In response to reduced Russian gas deliveries, Europe has shifted its focus to liquefied natural gas (LNG) and increased pipeline supplies from Norway and Africa to fulfil its energy needs. Key players in this significant investment, including ExxonMobil, Shell, TotalEnergies, Equinor, and Eni, are collectively expected to invest approximately US$144 billion over the next decade to ensure a stable gas supply for Europe.

Simultaneously, the price of LNG as bunker fuel in the port of Rotterdam, Netherlands, continued its descent, reaching US$606/MT on 31 January (a decrease of US$2.75 compared to the previous week). Additionally, the price gap between LNG and conventional fuel expanded to US$200 in favour of LNG, compared to US$169 a week earlier. On 31 January, MGO LS was quoted at US$806/MT in the port of Rotterdam.

During the 04th week, the MDI index (representing the ratio of market bunker prices from the MABUX MBP Index versus the MABUX digital bunker benchmark from the MABUX DBP Index) revealed distinct trends in four specified ports: Rotterdam, Singapore, Fujairah, and Houston.

In the 380 HSFO segment, all four selected ports were positioned in the underpriced zone. The weekly average underpricing increased by 2 points in Rotterdam, 7 points in Singapore, 1 point in Fujairah, and 15 points in Houston. Notably, the MDI index in Fujairah consistently exceeded the US$100 mark.

In the VLSFO segment, as per the MDI, three ports – Singapore, Fujairah, and Houston – were categorized in the overcharge zone. Weekly average overprice premiums rose by 14 points in Singapore, 3 points in Fujairah, and 4 points in Houston. Rotterdam remained the only underpriced port in this bunker fuel segment, with the average underprice ratio decreasing by 7 points.

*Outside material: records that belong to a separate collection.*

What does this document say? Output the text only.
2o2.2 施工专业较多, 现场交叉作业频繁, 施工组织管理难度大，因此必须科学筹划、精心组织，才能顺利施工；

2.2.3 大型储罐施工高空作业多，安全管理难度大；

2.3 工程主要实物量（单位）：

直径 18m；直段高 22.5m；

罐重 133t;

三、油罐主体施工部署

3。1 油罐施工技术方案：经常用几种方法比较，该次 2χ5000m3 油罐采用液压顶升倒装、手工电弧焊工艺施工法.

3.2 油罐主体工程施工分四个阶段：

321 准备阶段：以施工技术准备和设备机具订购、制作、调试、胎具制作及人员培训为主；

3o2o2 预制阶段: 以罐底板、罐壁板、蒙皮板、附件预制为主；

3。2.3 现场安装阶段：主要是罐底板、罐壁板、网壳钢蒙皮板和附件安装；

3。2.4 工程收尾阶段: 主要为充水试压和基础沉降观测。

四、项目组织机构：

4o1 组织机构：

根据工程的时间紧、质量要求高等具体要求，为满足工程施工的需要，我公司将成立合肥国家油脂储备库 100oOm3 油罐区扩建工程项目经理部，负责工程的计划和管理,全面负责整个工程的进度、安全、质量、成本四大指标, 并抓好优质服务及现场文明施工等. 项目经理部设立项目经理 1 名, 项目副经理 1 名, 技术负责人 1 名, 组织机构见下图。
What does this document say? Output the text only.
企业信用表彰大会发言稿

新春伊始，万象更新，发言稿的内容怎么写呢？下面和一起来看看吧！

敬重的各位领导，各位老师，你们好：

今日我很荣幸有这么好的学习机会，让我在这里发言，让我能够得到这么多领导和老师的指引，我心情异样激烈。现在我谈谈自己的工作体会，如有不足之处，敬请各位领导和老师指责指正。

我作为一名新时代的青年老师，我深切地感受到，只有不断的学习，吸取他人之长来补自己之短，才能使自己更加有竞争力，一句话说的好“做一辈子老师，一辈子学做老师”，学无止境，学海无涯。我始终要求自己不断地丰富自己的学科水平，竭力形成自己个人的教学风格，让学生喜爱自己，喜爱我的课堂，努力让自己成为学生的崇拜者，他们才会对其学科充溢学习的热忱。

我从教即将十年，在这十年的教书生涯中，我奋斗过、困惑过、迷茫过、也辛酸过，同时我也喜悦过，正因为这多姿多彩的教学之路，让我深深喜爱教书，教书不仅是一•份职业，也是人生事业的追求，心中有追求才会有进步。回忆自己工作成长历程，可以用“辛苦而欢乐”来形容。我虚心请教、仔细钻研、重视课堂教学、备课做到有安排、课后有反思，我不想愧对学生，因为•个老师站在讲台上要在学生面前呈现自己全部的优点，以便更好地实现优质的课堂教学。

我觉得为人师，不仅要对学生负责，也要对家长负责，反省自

For the MGO LS segment, MDI indicated underpricing for this fuel type in all four selected ports. Average weekly premiums increased by 9 points in Rotterdam, 5 points in Singapore, and 36 points in Fujairah, while the MDI index in Houston remained unchanged.

“We expect the upward trend to continue dominating the dynamics of global bunker

indices in the upcoming week,” stated Sergey Ivanov, Director of MABUX.